Maize cDNAs expressed in endosperm encode functional farnesyl diphosphate synthase with geranylgeranyl diphosphate synthase activity

Miguel Cervantes-Cervantes, Cynthia E Gallagher, Changfu Zhu, Eleanore T Wurtzel
Plant Physiology 2006, 141 (1): 220-31
Isoprenoids are the most diverse and abundant group of natural products. In plants, farnesyl diphosphate (FPP) and geranylgeranyl diphosphate (GGPP) are precursors to many isoprenoids having essential functions. Terpenoids and sterols are derived from FPP, whereas gibberellins, carotenoids, casbenes, taxenes, and others originate from GGPP. The corresponding synthases (FPP synthase [FPPS] and GGPP synthase [GGPPS]) catalyze, respectively, the addition of two and three isopentenyl diphosphate molecules to dimethylallyl diphosphate.
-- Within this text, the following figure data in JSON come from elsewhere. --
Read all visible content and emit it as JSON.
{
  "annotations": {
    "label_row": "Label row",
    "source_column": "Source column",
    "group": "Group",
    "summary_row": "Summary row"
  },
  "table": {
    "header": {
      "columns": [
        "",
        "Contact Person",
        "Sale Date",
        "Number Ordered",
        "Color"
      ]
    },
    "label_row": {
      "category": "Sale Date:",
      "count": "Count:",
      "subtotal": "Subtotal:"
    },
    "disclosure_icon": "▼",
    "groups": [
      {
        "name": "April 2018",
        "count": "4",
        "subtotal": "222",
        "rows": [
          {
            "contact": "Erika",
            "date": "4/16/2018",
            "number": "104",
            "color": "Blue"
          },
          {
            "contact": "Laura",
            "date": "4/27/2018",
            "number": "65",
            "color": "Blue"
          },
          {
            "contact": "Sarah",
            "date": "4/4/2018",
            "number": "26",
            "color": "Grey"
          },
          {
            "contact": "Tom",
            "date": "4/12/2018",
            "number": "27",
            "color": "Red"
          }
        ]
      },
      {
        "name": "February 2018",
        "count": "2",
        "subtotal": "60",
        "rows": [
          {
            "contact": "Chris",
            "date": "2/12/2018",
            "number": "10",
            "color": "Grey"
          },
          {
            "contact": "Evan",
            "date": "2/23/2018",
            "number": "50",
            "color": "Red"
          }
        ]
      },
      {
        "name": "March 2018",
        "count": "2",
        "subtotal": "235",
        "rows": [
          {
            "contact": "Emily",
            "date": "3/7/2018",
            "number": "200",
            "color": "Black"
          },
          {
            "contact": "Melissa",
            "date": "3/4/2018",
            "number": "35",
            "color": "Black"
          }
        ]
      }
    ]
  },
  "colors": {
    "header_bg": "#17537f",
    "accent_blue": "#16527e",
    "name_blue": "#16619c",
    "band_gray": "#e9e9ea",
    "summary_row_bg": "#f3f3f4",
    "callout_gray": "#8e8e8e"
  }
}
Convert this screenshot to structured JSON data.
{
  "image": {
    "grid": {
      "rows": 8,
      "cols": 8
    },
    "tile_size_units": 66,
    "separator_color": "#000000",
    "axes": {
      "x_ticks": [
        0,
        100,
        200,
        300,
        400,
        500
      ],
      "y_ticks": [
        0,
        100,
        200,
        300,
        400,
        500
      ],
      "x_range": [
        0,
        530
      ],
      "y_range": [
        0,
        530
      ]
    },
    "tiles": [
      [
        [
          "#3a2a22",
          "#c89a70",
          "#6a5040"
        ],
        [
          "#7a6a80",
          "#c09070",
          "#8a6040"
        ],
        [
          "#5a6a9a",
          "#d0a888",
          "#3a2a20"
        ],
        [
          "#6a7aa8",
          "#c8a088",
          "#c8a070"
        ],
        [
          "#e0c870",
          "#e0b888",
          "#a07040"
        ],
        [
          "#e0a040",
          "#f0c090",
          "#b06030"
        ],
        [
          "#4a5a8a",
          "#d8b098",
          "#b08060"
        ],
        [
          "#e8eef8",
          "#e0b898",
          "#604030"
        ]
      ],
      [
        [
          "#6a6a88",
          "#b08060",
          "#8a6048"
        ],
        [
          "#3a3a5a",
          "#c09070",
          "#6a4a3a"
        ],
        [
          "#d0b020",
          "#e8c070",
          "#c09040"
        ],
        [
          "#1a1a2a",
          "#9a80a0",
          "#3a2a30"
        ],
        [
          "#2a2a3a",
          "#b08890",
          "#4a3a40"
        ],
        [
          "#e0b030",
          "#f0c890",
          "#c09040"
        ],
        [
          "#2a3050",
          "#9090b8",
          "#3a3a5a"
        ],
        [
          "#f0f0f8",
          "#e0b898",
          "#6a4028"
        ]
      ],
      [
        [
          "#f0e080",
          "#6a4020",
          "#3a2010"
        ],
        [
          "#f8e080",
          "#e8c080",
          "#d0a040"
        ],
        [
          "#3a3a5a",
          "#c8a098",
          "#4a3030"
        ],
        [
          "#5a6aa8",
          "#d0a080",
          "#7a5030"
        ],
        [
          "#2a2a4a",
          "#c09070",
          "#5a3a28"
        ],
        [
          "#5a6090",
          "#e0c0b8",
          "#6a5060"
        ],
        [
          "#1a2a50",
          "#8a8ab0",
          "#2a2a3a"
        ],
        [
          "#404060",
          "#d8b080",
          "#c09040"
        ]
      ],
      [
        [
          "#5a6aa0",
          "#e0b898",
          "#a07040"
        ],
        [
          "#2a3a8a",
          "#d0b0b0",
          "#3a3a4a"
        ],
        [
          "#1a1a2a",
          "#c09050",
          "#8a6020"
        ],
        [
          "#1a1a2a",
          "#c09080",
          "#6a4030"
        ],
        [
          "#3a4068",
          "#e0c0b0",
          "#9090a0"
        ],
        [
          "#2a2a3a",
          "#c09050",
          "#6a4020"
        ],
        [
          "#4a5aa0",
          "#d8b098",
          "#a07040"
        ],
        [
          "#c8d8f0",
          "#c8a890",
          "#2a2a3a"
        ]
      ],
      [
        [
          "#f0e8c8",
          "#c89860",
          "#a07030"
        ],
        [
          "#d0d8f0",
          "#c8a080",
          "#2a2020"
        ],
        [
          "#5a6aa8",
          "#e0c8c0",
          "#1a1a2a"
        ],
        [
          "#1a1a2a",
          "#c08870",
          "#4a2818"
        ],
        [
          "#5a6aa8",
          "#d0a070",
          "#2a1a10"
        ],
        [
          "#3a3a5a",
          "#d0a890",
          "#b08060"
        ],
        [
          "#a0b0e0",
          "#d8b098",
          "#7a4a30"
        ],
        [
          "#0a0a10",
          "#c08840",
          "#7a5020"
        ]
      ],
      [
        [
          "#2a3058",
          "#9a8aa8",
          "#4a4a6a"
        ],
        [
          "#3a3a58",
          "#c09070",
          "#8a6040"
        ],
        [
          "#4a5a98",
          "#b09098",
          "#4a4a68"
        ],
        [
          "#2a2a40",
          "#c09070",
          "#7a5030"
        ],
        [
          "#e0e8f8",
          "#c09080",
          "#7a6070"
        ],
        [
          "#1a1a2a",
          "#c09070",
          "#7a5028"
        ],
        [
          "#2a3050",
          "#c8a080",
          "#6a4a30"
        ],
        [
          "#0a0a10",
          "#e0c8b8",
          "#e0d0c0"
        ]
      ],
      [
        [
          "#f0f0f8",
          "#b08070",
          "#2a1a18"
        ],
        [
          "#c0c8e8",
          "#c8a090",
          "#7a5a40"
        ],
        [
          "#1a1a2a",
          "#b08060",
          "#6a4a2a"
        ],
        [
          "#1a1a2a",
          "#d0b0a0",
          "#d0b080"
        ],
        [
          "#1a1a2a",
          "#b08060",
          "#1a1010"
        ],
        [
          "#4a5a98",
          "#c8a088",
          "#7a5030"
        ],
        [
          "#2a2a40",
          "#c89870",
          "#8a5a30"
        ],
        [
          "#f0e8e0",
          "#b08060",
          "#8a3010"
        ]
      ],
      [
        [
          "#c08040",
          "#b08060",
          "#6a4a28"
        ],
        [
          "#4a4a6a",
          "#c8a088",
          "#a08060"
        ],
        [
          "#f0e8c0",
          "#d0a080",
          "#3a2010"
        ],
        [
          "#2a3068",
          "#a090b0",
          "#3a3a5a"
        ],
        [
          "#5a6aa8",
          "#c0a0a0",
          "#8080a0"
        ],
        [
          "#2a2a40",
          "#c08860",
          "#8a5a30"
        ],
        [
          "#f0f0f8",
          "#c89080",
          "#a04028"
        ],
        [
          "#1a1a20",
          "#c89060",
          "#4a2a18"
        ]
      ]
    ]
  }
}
Maize (Zea mays L. cv B73) endosperm cDNAs encoding isoprenoid synthases were isolated by functional complementation of Escherichia coli cells carrying a bacterial gene cluster encoding all pathway enzymes needed for carotenoid biosynthesis, except for GGPPS. This approach indicated that the maize gene products were functional GGPPS enzymes. Yet, the predicted enzyme sequences revealed FPPS motifs and homology with FPPS enzymes. In vitro assays demonstrated that indeed these maize enzymes produced both FPP and GGPP and that the N-terminal sequence affected the ratio of FPP to GGPP. Their functionality in E. coli demonstrated that these maize enzymes can be coupled with a metabolon to provide isoprenoid substrates for pathway use, and suggests that enzyme bifunctionality can be harnessed. The maize cDNAs are encoded by a small gene family whose transcripts are prevalent in endosperm beginning mid development. These maize cDNAs will be valuable tools for assessing the critical structural properties determining prenyl transferase specificity and in metabolic engineering of isoprenoid pathways, especially in cereal crops.